La Grèce et le storytelling de l’incendie du temple d’Artémis : les nouveaux barbares à nos portes | le blog du storytelling le blog du storytelling

La Grèce et le storytelling de l’incendie du temple d’Artémis : les nouveaux barbares à nos portes

Manifestations à Athènes mai 2012 (photo AFP)

Lors des récentes manifestations en Grèce, une photo de l’AFP a beaucoup été reprise (notamment ci-dessous dans The Economist, mais aussi sur Le Monde etc.) car elle évoque dans l’inconscient collectif l’effondrement de notre civilisation et les barbares à nos portes : il ne s’agit pourtant ici que de manifestants et d’effets d’éclairage. D’où vient cette icône (au premier sens du terme : une image ayant acquis un statut sacré) ?
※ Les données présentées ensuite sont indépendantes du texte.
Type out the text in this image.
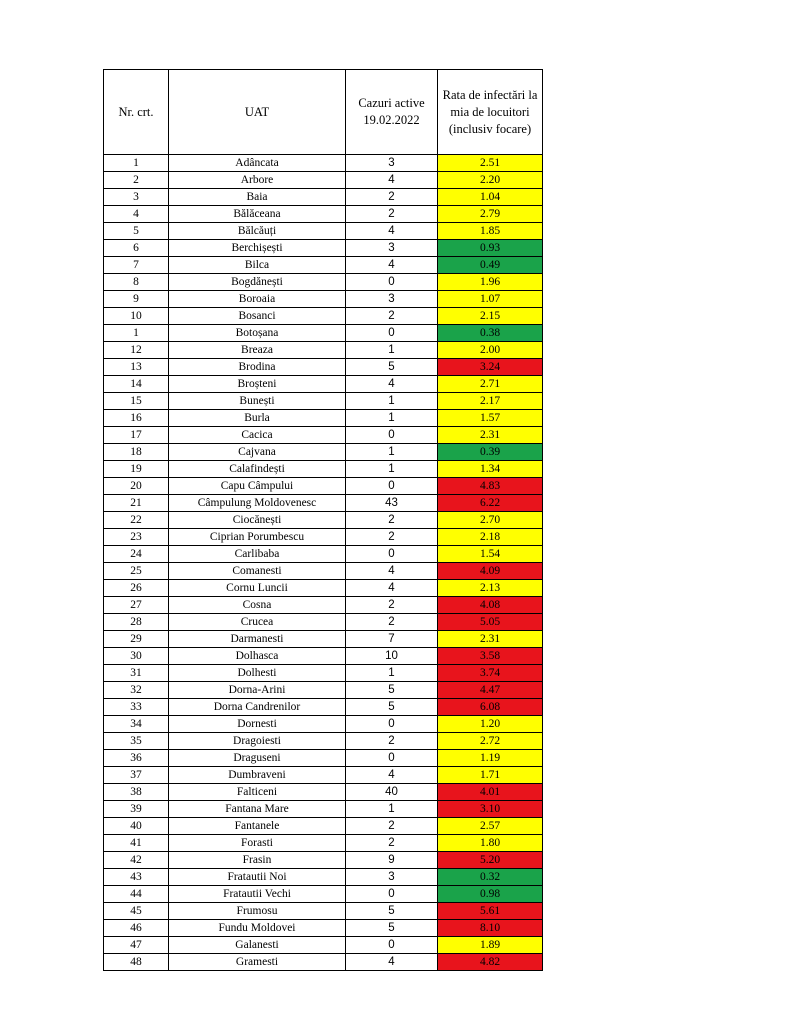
Nr. crt.	UAT	Cazuri active 19.02.2022	Rata de infectări la mia de locuitori (inclusiv focare)
1	Adâncata	3	2.51
2	Arbore	4	2.20
3	Baia	2	1.04
4	Bălăceana	2	2.79
5	Bălcăuți	4	1.85
6	Berchișești	3	0.93
7	Bilca	4	0.49
8	Bogdănești	0	1.96
9	Boroaia	3	1.07
10	Bosanci	2	2.15
1	Botoșana	0	0.38
12	Breaza	1	2.00
13	Brodina	5	3.24
14	Broșteni	4	2.71
15	Bunești	1	2.17
16	Burla	1	1.57
17	Cacica	0	2.31
18	Cajvana	1	0.39
19	Calafindești	1	1.34
20	Capu Câmpului	0	4.83
21	Câmpulung Moldovenesc	43	6.22
22	Ciocănești	2	2.70
23	Ciprian Porumbescu	2	2.18
24	Carlibaba	0	1.54
25	Comanesti	4	4.09
26	Cornu Luncii	4	2.13
27	Cosna	2	4.08
28	Crucea	2	5.05
29	Darmanesti	7	2.31
30	Dolhasca	10	3.58
31	Dolhesti	1	3.74
32	Dorna-Arini	5	4.47
33	Dorna Candrenilor	5	6.08
34	Dornesti	0	1.20
35	Dragoiesti	2	2.72
36	Draguseni	0	1.19
37	Dumbraveni	4	1.71
38	Falticeni	40	4.01
39	Fantana Mare	1	3.10
40	Fantanele	2	2.57
41	Forasti	2	1.80
42	Frasin	9	5.20
43	Fratautii Noi	3	0.32
44	Fratautii Vechi	0	0.98
45	Frumosu	5	5.61
46	Fundu Moldovei	5	8.10
47	Galanesti	0	1.89
48	Gramesti	4	4.82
Un Grec du IVe siècle av. J-.C, rêvait de gloire. Son moyen pour y parvenir ? Il mit le feu au temple d’Artémis à Éphèse (aujourd’hui en Turquie), une des 7 merveilles du monde antique ! Pour ce crime, il fut mis à mort et il devint «celui dont on ne doit pas prononcer le nom» (Oui ! J.K. Rowling a trouvé là une partie de son inspiration) sous peine de subir le même châtiment. Pourtant, il est malgré tout entré dans l’Histoire, s’assurant par là-même l’immortalité qu’il avait tant cherchée. Il s’appelait Érostrate (je peux l’écrire, on n’encourt plus aucune peine pour cela !). Dans «Le Mur», Jean-Paul Sartre note avec ironie que l’on se souvient d’Érostrate alors qu’on a oublié le nom des architectes du temple d’Artémis, Chersiphon et Métagénès.

LA KULTUR OFFICIELLE EST MENACÉE PAR LES NOUVEAUX BARBARES (ET C’EST TANT MIEUX !)

Ainsi en va-t-il des nouvelles histoires : elles sont écrites par les «barbares», aux deux sens de ce terme. À la fois celui qui est en dehors de la civilisation élue : pour les Grecs, tous les autres étaient des barbares. Aujourd’hui encore, la Kultur officielle décide qui est cultivé et qui ne l’est pas, quel genre est un art majeur (par exemple la littérature) et lequel est un art mineur, voire pas un art du tout (par exemple le jeu vidéo). Et à la fois, au sens de celui qui est inculte, sans référent préalable. Comme Érostrate qui n’avait pas assez de talent pour devenir un grand artiste mais qui est devenu le grand incendiaire. Comme les nouvelles stars de la TV réalité dont la légitimité tient à une copulation nautique. Né dans une piscine, le mythe grotesque de Loana tente de réinventer celui de Marilyn Monroe par le biais de tentatives de suicide à répétition. « Jusqu’à ce que ça craque » (« Something’s Got to Give« )…

Mais de fait, Érostrate a bien écrit une nouvelle histoire : la destruction du temple d’Artémis a marqué les esprits antiques qui y cherchèrent un présage. 23 ans plus tard, Alexandre le Grand proposa de financer la reconstruction de cette merveille architecturale. C’est à cette occasion que les prêtres d’Artémis lui révélèrent le nom d’Érostrate qu’ils avaient jusqu’alors gardé secret. Alexandre était lui-même né en juillet 356 av. J-.C, précisément la nuit où le temple avait été incendié ! Les dieux avaient envoyé au monde un signe qu’un nouveau storytelling allait s’ouvrir.

Qui incarne la figure d’Érostrate aujourd’hui ? Quelles sont les nouvelles histoires ? Où vont les nouveaux Barbares ? Ces questions sont au coeur de mon prochain livre.